Once the feed is populated, Reader’s workflow tools help users process items quickly. On desktop, keyboard shortcuts mark items as seen (J/K to move, Space to mark seen), save interesting items to the Library’s Later tab (L), and archive items (E). On mobile, a TikTok-style swipe UI advances through items, saves for later, and marks as seen as users swipe.
Finally, the tutorial recommends a habit-building feature: Reader Daily Digest. It sends a daily roundup with up to 25 documents—first 20 new items from the Feed (skimming down to the best using AI/heuristics) and then 5 previously saved items from the Library Later backlog. The intent is to read what matters now, save what matters later, and archive what no longer fits, keeping the Library backlog from becoming overloaded. The digest is mobile-first and can be enabled from the mobile app settings or the desktop home screen.
Cornell Notes
Reader’s Feed setup is built around a clear separation: the Library is a high-signal permanent store of manually saved items, while the Feed is a lower-signal stream where RSS subscriptions and email newsletters arrive automatically. Subscribing can happen via OPML migration, direct detection while saving documents, or suggested high-signal feeds for beginners. Reader aggregates RSS feeds and uses lightweight AI plus heuristics to classify them, then encourages users to unsubscribe aggressively to keep the feed “Goldilocks” sized. For newsletters, Reader prefers companion RSS feeds (claimed ~80% for Substack, Ghost, and WordPress); otherwise it uses a custom forwarding address. Daily Digest then turns triage into a routine by delivering up to 25 items per day, mixing new feed items with saved backlog items.
What’s the practical difference between Feed and Library in Reader, and why does it matter for setup?
How can users subscribe to RSS feeds in Reader if they already have feeds elsewhere?
How does Reader help users subscribe to RSS feeds without hunting for URLs?
What’s the strategy for keeping an RSS feed from becoming noisy over time?
When should newsletter content be pulled via RSS versus forwarded email, and how does Reader decide?
How does Reader Daily Digest reduce overload while still covering both new and saved items?
Review Questions
- What operational role does Feed play compared with Library, and how does that affect how you should manage subscriptions?

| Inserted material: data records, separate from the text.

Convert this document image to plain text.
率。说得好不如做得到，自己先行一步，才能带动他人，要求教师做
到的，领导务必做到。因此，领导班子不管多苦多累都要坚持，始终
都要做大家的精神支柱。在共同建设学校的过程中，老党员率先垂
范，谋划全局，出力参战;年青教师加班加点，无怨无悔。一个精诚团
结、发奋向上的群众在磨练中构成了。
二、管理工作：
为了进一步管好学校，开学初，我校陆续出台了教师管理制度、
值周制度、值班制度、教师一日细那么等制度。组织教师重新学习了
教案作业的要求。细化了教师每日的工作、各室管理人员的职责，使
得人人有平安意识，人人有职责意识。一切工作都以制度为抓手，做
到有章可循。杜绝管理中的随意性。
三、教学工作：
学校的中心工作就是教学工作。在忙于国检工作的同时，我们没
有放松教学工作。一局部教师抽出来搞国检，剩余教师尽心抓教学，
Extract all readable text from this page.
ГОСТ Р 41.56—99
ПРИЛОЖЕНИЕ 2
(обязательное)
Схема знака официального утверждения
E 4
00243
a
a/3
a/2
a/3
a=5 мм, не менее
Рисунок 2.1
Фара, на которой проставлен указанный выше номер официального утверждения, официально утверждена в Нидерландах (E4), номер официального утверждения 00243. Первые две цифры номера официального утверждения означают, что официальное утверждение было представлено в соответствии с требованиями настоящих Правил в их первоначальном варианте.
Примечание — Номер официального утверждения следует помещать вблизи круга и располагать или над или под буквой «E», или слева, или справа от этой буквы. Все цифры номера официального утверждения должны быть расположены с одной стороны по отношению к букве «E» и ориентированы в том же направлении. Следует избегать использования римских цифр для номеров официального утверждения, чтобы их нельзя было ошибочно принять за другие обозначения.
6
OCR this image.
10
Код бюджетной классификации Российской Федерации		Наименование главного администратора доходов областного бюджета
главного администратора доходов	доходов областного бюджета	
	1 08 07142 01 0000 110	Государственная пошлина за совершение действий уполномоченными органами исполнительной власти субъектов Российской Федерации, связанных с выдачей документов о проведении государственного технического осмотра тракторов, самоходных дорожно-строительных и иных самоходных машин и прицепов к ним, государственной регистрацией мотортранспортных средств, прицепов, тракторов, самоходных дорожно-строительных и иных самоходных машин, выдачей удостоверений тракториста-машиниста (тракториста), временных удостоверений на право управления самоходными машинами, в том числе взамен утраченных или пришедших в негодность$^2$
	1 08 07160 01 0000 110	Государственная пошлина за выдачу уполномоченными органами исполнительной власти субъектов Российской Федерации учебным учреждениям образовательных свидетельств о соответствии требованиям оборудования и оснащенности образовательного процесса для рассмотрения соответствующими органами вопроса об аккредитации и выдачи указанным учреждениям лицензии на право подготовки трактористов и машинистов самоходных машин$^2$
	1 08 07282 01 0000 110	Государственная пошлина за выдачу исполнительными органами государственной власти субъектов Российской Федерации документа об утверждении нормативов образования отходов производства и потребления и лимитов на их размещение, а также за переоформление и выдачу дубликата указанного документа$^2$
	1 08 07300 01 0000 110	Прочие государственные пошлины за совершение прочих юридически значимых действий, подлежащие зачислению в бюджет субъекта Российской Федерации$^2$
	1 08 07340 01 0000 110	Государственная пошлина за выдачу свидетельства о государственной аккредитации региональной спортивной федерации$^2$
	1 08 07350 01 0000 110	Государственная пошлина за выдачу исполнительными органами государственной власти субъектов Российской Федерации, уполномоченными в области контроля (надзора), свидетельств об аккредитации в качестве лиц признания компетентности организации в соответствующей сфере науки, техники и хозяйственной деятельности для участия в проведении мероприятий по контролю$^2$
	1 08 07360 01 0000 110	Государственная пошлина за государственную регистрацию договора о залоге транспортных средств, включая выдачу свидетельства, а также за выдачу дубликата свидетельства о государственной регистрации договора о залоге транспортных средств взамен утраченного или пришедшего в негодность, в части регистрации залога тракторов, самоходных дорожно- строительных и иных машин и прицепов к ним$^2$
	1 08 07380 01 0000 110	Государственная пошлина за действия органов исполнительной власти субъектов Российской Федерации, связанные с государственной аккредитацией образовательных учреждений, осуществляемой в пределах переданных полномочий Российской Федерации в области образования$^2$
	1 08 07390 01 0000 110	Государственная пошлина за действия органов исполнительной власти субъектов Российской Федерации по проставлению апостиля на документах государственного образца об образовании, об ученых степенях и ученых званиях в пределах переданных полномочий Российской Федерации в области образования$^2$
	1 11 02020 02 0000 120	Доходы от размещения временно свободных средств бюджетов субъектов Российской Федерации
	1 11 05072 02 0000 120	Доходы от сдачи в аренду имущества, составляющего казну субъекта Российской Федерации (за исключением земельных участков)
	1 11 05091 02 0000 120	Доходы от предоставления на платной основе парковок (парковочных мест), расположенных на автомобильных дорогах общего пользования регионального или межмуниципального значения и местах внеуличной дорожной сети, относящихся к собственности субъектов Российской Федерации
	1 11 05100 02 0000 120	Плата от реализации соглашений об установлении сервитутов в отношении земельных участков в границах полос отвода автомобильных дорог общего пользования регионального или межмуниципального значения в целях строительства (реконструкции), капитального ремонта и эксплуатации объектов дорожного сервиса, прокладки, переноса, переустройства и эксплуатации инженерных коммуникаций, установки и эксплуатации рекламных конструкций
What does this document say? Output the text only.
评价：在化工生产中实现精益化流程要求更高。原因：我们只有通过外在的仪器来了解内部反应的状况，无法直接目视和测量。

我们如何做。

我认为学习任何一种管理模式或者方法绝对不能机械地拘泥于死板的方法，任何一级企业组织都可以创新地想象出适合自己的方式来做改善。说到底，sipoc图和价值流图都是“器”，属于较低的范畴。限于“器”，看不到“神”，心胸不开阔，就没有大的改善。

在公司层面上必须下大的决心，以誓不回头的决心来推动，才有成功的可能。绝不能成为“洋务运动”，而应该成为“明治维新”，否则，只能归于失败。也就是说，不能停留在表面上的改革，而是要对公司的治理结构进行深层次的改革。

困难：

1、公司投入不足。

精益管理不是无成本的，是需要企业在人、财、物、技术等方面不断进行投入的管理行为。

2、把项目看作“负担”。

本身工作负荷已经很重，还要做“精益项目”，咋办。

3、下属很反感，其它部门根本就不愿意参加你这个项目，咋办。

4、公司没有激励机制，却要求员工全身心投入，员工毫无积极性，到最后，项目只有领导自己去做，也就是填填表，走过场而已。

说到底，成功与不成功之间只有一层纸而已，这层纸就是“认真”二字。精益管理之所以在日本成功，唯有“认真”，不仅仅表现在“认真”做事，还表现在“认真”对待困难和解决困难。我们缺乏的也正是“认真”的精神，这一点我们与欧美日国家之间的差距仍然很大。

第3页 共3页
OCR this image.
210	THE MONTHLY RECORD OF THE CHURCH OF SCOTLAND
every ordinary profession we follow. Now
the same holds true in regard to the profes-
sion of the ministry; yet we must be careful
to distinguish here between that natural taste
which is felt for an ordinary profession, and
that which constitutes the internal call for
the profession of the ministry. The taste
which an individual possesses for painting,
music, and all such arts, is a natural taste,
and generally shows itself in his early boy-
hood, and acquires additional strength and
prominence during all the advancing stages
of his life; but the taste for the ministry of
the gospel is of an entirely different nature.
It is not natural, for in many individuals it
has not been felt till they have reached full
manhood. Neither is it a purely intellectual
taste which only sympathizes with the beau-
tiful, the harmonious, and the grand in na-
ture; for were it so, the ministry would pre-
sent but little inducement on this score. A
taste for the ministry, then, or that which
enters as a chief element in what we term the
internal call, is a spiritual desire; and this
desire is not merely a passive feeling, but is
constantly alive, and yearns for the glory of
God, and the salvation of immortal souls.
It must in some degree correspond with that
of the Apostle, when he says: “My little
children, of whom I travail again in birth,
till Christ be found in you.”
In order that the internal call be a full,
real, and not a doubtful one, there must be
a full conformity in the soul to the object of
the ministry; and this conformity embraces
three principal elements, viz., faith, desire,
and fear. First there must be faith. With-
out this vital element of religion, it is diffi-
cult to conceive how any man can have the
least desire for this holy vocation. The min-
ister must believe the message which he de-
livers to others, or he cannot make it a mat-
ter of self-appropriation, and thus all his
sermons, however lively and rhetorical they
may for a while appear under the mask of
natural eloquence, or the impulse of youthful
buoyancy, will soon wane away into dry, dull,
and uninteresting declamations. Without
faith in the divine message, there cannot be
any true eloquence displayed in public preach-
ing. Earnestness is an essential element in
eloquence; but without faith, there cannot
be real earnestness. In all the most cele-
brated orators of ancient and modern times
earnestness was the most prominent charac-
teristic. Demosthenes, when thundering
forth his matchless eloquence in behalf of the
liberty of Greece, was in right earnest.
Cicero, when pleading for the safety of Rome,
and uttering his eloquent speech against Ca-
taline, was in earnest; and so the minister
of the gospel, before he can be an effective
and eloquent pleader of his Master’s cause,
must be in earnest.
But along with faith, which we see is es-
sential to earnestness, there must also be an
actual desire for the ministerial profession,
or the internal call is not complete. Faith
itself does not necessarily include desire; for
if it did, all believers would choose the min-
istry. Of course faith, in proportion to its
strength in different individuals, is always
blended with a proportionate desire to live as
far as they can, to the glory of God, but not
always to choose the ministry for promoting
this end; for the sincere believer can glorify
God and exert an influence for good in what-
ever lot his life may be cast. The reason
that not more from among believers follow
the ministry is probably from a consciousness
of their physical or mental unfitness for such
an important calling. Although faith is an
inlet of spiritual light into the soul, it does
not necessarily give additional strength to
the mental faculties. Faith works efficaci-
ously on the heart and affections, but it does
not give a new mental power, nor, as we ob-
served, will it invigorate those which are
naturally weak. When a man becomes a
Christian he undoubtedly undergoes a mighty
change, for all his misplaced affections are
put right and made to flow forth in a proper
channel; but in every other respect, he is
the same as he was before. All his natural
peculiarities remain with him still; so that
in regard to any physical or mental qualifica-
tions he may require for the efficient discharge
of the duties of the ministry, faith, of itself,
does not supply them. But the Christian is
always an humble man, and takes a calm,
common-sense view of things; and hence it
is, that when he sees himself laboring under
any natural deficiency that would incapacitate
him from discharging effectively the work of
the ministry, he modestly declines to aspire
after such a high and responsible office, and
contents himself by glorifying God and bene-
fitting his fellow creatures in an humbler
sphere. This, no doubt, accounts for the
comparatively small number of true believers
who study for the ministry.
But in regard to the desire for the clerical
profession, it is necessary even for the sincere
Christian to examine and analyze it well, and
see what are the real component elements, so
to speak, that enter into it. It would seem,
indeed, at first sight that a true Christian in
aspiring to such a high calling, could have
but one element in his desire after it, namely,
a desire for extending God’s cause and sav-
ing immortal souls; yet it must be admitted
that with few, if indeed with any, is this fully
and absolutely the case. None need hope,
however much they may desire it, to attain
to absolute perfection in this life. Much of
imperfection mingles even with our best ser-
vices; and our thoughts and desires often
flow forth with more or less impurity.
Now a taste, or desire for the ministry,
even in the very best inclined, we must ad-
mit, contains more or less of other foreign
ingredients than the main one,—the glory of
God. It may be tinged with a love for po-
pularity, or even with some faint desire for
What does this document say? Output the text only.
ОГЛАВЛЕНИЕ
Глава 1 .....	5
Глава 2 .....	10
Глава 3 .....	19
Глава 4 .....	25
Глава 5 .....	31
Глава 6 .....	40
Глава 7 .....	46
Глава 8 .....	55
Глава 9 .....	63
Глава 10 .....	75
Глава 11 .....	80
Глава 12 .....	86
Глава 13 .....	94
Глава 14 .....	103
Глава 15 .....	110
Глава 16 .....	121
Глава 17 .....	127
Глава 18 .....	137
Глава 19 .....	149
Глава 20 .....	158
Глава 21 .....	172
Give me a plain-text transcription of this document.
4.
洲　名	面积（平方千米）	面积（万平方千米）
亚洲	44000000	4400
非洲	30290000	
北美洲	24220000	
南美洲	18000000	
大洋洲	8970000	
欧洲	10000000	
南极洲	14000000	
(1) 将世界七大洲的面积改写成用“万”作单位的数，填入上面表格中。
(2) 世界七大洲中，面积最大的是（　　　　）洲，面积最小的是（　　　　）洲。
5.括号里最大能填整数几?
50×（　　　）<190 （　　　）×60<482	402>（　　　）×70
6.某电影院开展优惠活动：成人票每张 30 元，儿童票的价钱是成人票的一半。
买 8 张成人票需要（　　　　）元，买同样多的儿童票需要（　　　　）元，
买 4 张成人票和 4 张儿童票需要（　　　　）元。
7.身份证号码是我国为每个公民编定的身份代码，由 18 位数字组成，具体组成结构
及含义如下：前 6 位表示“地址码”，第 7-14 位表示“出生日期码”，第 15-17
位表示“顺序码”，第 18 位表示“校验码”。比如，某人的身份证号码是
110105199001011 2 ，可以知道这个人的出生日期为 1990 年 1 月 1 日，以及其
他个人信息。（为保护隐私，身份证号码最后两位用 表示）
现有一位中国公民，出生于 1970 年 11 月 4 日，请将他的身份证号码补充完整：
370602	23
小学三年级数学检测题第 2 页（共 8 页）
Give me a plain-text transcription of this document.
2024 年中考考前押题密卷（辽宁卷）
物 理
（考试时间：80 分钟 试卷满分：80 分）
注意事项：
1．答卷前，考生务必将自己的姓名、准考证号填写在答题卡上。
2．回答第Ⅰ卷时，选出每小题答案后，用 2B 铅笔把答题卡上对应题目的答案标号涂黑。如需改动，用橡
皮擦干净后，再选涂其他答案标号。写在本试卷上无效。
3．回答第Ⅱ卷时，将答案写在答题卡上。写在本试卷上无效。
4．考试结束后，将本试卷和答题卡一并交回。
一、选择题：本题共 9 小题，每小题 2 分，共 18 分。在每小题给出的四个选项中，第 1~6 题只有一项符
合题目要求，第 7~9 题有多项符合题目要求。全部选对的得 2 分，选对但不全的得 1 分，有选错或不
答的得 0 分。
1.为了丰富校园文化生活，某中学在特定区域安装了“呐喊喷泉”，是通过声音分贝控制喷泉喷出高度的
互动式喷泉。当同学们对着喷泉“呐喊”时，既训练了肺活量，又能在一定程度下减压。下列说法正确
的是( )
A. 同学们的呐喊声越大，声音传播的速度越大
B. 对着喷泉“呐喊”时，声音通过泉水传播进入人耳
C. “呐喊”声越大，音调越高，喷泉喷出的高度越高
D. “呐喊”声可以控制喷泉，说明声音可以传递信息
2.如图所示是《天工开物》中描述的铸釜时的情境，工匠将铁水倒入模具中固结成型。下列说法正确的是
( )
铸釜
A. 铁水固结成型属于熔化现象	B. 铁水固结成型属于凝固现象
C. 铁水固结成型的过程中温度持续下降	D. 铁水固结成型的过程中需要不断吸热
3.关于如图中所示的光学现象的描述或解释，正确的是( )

- Describe three different ways to subscribe to RSS feeds in Reader and when each method is most useful.
- How does Daily Digest decide which Feed items make the daily list, and how does it incorporate items from the Later backlog?
Key Points
- 1
Feed is for automatically delivered subscriptions (RSS and email newsletters), while Library is for manually saved, high-signal content.
- 2
Reader supports RSS subscription via OPML migration, in-app domain detection while saving to Library, and a Suggested Feeds starting point for new users.
- 3
Reader aggregates RSS feeds and uses lightweight AI plus heuristics to classify feeds as high signal or low signal, then relies on user-driven pruning through unsubscribe.
- 4
Newsletter ingestion works best via companion RSS feeds (claimed ~80% for Substack, Ghost, and WordPress); otherwise, users forward emails using a custom Reader email address.
- 5
Reader’s keyboard and mobile swipe workflows help mark items as seen, save to Later, and archive quickly to keep the feed manageable.
- 6
Daily Digest delivers up to 25 items per day by combining the best new Feed items with a small set of previously saved Later items, reducing backlog overload.
- 7
Because subscribing is easier than unsubscribing, maintaining a healthy feed requires periodic, deliberate unsubscribe decisions.